Abstract

The pathogenesis of acute lung injury and acute respiratory distress syndrome is characterized by sequestration of leukocytes in lung tissue, disruption of capillary integrity, and pulmonary edema. PKCδ plays a critical role in RhoA-mediated endothelial barrier function and inflammatory responses. We used mice with genetic deletion of PKCδ (PKCδ(-/-)) to assess the role of PKCδ in susceptibility to LPS-induced lung injury and pulmonary edema. Under baseline conditions or in settings of increased capillary hydrostatic pressures, no differences were noted in the filtration coefficients (k(f)) or wet-to-dry weight ratios between PKCδ(+/+) and PKCδ(-/-) mice. However, at 24 h after exposure to LPS, the k(f) values were significantly higher in lungs isolated from PKCδ(+/+) than PKCδ(-/-) mice. In addition, bronchoalveolar lavage fluid obtained from LPS-exposed PKCδ(+/+) mice displayed increased protein and cell content compared with LPS-exposed PKCδ(-/-) mice, but similar changes in inflammatory cytokines were measured. Histology indicated elevated LPS-induced cellularity and inflammation within PKCδ(+/+) mouse lung parenchyma relative to PKCδ(-/-) mouse lungs. Transient overexpression of catalytically inactive PKCδ cDNA in the endothelium significantly attenuated LPS-induced endothelial barrier dysfunction in vitro and increased k(f) lung values in PKCδ(+/+) mice.
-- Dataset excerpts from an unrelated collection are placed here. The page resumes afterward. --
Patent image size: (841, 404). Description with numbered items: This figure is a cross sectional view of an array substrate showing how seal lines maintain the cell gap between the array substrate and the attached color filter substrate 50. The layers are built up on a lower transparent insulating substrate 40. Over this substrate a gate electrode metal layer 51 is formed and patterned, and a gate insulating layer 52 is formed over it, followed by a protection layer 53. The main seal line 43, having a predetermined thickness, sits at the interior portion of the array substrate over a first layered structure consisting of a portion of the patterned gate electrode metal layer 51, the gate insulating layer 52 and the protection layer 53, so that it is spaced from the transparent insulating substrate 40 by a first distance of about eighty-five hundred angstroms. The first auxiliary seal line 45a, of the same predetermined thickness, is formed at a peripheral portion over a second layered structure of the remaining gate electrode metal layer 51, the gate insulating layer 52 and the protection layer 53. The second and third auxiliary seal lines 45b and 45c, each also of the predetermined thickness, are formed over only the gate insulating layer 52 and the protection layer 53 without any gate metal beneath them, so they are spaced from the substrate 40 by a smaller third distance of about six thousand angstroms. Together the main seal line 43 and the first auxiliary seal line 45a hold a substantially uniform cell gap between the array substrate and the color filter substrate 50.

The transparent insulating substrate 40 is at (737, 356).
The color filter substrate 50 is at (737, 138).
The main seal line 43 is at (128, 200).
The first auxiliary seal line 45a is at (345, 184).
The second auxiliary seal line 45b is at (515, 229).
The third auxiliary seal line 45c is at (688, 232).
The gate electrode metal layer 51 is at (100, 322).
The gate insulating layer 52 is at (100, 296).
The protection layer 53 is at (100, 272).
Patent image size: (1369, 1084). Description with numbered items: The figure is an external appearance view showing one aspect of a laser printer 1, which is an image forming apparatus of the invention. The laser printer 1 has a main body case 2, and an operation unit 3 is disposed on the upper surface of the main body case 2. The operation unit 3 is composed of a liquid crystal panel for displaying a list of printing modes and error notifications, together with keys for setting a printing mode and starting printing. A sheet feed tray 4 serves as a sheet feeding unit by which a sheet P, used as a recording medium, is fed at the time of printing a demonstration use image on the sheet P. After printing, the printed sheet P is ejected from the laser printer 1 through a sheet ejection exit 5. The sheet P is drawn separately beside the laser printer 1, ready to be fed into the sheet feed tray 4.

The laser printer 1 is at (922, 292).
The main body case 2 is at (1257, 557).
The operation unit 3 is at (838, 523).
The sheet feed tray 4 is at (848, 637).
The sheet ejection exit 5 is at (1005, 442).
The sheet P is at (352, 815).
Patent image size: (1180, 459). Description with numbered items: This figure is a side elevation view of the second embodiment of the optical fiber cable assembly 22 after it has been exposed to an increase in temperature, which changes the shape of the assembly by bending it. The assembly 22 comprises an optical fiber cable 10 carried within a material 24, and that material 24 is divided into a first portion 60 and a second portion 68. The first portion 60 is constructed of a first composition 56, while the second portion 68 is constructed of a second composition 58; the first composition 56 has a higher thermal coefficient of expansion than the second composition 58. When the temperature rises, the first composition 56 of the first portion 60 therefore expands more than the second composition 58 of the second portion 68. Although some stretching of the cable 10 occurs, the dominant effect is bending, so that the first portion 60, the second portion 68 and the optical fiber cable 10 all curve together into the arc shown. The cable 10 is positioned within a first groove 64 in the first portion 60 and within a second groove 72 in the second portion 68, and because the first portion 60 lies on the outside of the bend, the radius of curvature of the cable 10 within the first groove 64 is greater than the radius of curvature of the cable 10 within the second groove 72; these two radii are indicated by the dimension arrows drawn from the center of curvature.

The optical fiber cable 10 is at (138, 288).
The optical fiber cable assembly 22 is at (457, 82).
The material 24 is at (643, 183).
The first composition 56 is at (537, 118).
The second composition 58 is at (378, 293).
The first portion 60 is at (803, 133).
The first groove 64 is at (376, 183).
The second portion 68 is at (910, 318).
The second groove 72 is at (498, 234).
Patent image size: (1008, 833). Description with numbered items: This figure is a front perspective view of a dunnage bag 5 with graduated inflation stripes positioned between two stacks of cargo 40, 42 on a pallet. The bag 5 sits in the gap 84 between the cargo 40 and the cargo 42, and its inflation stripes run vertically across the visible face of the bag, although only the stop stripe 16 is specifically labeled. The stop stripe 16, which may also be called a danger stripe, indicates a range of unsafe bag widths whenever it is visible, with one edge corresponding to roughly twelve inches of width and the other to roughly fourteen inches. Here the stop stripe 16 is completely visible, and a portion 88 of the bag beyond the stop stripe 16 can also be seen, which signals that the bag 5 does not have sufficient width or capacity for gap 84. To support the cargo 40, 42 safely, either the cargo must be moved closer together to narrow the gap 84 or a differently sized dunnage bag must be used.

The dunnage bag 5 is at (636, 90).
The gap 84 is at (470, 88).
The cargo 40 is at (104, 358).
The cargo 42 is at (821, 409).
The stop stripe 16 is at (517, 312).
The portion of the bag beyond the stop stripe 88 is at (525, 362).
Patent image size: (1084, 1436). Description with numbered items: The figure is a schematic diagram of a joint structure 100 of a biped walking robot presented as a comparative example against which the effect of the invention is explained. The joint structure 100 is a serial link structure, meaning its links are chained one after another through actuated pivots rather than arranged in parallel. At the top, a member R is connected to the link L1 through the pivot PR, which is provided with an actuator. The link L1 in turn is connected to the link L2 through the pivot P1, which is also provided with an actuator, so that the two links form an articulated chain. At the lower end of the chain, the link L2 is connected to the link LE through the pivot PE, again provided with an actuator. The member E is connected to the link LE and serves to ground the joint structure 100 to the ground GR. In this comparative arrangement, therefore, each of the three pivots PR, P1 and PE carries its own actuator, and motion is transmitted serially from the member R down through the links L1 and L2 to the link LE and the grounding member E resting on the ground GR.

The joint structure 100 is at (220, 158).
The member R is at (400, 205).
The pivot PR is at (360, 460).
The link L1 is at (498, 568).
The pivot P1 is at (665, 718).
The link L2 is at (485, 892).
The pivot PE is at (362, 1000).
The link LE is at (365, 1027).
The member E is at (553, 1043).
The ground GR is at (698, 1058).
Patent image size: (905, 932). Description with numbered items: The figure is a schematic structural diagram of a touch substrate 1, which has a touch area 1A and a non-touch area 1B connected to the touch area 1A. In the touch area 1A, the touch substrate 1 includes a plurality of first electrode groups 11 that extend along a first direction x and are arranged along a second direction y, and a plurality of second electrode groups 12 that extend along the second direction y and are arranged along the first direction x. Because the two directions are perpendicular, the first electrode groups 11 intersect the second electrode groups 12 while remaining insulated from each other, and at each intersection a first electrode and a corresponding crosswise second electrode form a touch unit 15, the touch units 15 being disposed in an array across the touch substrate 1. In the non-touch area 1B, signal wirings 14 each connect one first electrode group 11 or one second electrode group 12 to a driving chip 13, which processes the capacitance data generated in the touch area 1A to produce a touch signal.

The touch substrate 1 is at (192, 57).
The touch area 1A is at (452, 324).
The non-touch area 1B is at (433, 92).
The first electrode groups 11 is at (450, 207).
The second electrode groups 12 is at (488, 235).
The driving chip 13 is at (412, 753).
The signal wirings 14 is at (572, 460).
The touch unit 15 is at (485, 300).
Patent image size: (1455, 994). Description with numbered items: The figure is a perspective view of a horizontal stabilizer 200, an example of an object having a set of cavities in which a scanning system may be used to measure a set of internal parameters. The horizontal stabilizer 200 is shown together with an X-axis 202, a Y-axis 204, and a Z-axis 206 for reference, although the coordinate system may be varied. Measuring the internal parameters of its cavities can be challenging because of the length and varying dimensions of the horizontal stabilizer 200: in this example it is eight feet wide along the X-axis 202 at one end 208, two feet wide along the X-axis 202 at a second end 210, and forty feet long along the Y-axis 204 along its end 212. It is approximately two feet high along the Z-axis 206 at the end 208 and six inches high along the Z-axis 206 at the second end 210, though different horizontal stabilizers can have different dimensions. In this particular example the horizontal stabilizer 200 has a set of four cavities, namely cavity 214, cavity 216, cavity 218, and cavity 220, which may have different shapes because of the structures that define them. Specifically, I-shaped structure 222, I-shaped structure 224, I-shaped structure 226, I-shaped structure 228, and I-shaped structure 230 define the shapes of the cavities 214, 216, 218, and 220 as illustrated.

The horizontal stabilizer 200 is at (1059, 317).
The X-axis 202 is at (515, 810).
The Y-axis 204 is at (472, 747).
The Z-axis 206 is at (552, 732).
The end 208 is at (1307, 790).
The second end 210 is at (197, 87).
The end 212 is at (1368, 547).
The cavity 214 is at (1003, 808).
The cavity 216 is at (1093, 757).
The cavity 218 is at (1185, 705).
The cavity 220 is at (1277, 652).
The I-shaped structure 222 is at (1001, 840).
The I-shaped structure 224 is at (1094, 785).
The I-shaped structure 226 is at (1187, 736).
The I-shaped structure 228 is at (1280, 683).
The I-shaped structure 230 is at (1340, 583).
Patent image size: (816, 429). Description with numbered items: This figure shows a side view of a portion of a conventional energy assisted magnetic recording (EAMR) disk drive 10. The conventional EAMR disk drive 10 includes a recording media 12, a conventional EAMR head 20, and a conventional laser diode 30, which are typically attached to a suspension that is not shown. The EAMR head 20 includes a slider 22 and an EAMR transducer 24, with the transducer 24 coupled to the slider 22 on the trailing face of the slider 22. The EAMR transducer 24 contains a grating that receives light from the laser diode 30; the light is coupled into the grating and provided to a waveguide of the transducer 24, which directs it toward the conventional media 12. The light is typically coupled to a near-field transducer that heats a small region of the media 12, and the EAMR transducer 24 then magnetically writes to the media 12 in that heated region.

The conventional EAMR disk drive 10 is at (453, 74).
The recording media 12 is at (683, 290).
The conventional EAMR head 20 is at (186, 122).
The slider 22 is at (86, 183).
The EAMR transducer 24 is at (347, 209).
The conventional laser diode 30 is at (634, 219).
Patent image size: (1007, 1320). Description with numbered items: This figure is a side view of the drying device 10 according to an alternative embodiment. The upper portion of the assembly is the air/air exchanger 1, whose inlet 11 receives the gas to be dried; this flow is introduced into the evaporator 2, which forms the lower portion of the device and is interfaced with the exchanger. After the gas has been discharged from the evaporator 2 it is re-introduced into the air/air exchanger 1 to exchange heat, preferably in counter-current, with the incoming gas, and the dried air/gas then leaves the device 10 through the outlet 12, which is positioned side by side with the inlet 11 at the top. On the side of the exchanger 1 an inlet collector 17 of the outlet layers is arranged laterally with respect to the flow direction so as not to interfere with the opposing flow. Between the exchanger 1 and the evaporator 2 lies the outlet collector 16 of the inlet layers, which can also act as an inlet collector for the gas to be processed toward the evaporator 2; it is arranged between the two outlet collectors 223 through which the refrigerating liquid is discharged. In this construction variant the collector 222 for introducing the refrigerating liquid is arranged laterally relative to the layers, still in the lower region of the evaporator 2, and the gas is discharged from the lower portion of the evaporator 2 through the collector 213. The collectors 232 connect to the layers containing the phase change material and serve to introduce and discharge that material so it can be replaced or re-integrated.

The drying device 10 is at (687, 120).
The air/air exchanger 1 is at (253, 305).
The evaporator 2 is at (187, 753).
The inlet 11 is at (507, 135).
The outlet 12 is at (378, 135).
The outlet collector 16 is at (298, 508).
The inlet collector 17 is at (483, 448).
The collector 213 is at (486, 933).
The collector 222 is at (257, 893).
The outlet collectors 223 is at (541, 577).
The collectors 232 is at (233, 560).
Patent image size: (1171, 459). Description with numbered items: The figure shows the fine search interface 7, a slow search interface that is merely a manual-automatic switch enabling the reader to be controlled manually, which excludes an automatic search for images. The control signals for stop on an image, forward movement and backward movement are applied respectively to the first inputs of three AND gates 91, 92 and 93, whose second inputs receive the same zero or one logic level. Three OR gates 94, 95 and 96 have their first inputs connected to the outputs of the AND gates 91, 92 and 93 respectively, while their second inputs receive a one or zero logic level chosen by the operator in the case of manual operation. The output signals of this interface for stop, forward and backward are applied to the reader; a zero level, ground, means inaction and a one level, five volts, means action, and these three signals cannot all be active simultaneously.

However, transient overexpression of wild-type PKCδ cDNA in PKCδ(-/-) mouse lung vasculature did not alter the protective effects of PKCδ deficiency against LPS-induced acute lung injury. We conclude that PKCδ plays a role in the pathological progression of endotoxin-induced lung injury, likely mediated through modulation of inflammatory signaling and pulmonary vascular barrier function.